Achieving Long-Term Value Through ESG PracticesBy Lorenzo Núñez | Fri, 08/06/2021 - 11:10
Q: In regard to judicial certainty, what should be done to provide investors with peace of mind?
A: While there are a number of factors that contribute to investors’ piece of mind, the most important factor today is certainty. For the past three years, ESG goals have been incorporated into the plans of many companies and they are using these to create long-term value, which I believe is the new trend in regard to the mining business. What stakeholders are looking for is a long-term mining operation that applies ESG practices, with the certainty that the legal framework they operate under today will be the same tomorrow. This can allow companies to take more chances with their investment, thereby creating long-term value for investors.
Q: What are mining industry’s main judicial challenges and how is PwC supporting its clients in this regard?
A: One of the main challenges that companies face today relates to SAT’s fiscal policies. The government agency recently released its list of official tax industry percentages, which includes mining. This tool allows companies to look at their effective rate and compare it against the list to determine if they are clear.
We help clients by creating a preventive strategy. In addition, we advise companies on their data management. The entire tax landscape has become more complex because companies are managing an increasing amount of information. In addition, new outsourcing restrictions are a major setback for the industry, which employs many foreign contractors. Our consulting focuses on creating solid data management technologies for our clients that enables them to develop preventive strategies, with the goal of creating a sense of stronger business certainty.
We also help our clients with the operating costs of metal prices. We always look at different ways to help reduce costs while simultaneously improving a mine’s performance. The volatility of metal prices is exclusive to the mining industry, so we place much of our focus on our client’s performance.
We also help mining companies improve their ESG goals, as well as advising them on the ideal way to communicate their practices. Mining has always considered safety an essential element in its practices, especially for staff but also for the community. Therefore, we are helping mining companies include ESG goals in all of their safety planning by helping them improve their practices. We want companies to understand that having a good ESG performance can translate into increased investment and better returns for their investors.
Q: How does PwC help mining companies with their ESG reporting and compliance?
A: One of the advantages that we have at PwC is that we are a global company. In regard to ESG, we look at other countries and analyze how their mining sectors are operating. We take that information and present it to our clients as a reference for improving their ESG performances. Sometimes companies need to see another company’s practices to understand their true value and to properly incorporate them.
Q: How does Mexico compare to Chile and Peru? What can the country learn from those jurisdictions?
A: Mexico’s GDP is a lot more diversified than that of Chile and Peru. For the South American countries, mining is a fundamental part of their economy, while it is not in Mexico. However, what we can learn from those countries is how their governments and industries collaborate with each other. These countries have encouraged mining operations to grow with incentives that Mexico has forgotten or ignored. Mining companies need to invest a hefty amount, which will not yield any returns until much later in the mine’s life cycle. Chile and Peru have allowed mining companies to deduct their taxes during the exploration phase, since they know that mining companies will take time to break even. We no longer do that in Mexico; therefore, we need to understand mining as a whole, as well as mining companies, and as a result we can attract more investment. At the end of the day, what the government needs is more money for its projects. But to get more money, the government needs to attract more money. I believe that the current administration has set its priorities on a very short list of items, while many other industries struggle with the same amount of uncertainty.

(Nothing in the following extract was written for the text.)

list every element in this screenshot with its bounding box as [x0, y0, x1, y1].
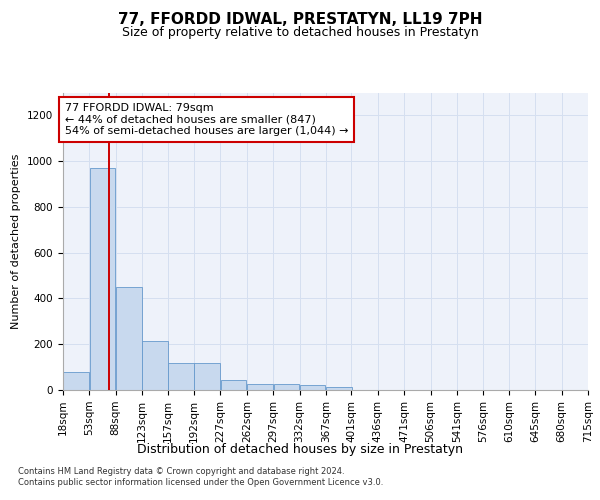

Q: What does the future of mining look like in PwC’s eyes?
A: The future of mining is about creating long-term value that revolves around ESG goals. ESG has been part of the discussion long before the pandemic but the pandemic itself served as a catalyst for ESG practices. Companies need to understand that this is the future of mining and a key component in creating value will be through a good ESG performance.
PwC works with many of the largest operators in the mining market to help them overcome regulatory challenges and guide them through legislative hurdles.